Last week, former library employees, neighbors and local kids protested on the steps of the library, at the corner of Frankford Avenue and Hartel Street, and signed petitions to rollback the budget cuts.
"This is, what I believe, the willful dismantling of the library system," said Amy Dougherty, director of the Friends of the Free Library of Philadelphia. "And I believe the administration has plans to reduce library services now and in the future."
According to Dougherty, there has been a hiring freeze since 2002. In January, 13 library employees were laid off. By June, 26 more positions will be reduced. Librarians are being replaced by library clerks without degrees in library science.
"(Library clerks) cannot do the research that you need," Dougherty said, "cannot help you with your computers, cannot find the books you need, cannot do everything you are accustomed to a fully accredited librarian doing."
Dougherty calls express service the "wave of the future" for libraries in Philadelphia and she finds that "completely unacceptable."
"We need libraries because they are the bedrock of our education, of our economic development, of our arts and culture," she said.
Regina Madden, a former Holmesburg librarian, encouraged the community to keep fighting for services and hours. Although closing the library has not been discussed, she said it would be a "neighborhood nightmare" if it ever happened.

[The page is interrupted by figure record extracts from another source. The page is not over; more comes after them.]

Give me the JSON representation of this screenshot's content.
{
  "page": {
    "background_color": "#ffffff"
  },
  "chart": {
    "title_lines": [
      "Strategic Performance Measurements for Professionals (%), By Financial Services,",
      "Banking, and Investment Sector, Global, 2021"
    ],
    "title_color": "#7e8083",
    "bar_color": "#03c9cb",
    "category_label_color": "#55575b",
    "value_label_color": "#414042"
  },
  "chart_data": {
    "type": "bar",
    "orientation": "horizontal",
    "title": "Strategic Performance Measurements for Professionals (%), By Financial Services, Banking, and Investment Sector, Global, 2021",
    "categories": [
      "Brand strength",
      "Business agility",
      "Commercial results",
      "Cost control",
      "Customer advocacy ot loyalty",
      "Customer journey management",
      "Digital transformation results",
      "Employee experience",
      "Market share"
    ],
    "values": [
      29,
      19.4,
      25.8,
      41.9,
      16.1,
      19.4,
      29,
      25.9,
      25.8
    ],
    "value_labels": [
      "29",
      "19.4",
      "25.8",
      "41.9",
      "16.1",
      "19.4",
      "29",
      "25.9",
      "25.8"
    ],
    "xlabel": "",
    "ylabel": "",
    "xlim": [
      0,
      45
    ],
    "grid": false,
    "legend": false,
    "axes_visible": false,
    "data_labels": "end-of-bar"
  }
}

Local politicians, State Sen. Michael Stack (D-5) and State Rep. Michael McGeehan (D-173), joined the protest calling grassroots politics the way to get things done in Pennsylvania.
"What does is say about our state and our city if we put funding libraries way down on our priorities list?" Stack asked. "Sometimes there is just no place where a kid can get the kind of focus and study and the resources and the learning ability that can happen in the libraries."
McGeehan calls libraries the "centers of our community." He thinks this is a continuation of the theme of cutting services in Northeast Philadelphia, which he says started with the closing of the mini City Hall.
"They are cutting off the public from what the public pays for," he said. "Something is fundamentally wrong with the system."
Holmesburg Library, according to McGeehan, no longer has the personnel to educate the neighborhood's children.
"Every student needs a library to succeed," said Karen Lash, president of the Forrest Elementary Home and School Association. "There's no such thing as a good education without a good library, open all day and staffed with professional librarians."
Philadelphia school children are being "short changed," Lash says, without librarians in their schools and, now, without librarians in the public libraries.
"Librarians are full time necessities," she said, "not part time luxuries."
Lash then gave the neighborhood kids homework to write letters, call and email City Council and Mayor Street and tell them "I want my library."
"Without Librarians people will have a lot of trouble at the library," said Ryan Lash, a third grader at Forrest Elementary. "Librarians are amazing people. Why should we get rid of them?"
Another rally is schedule for Thursday, March 17 at 2 p.m. in City Hall.
"This is a fight we can win," Stack said. "This is a fight we have to win."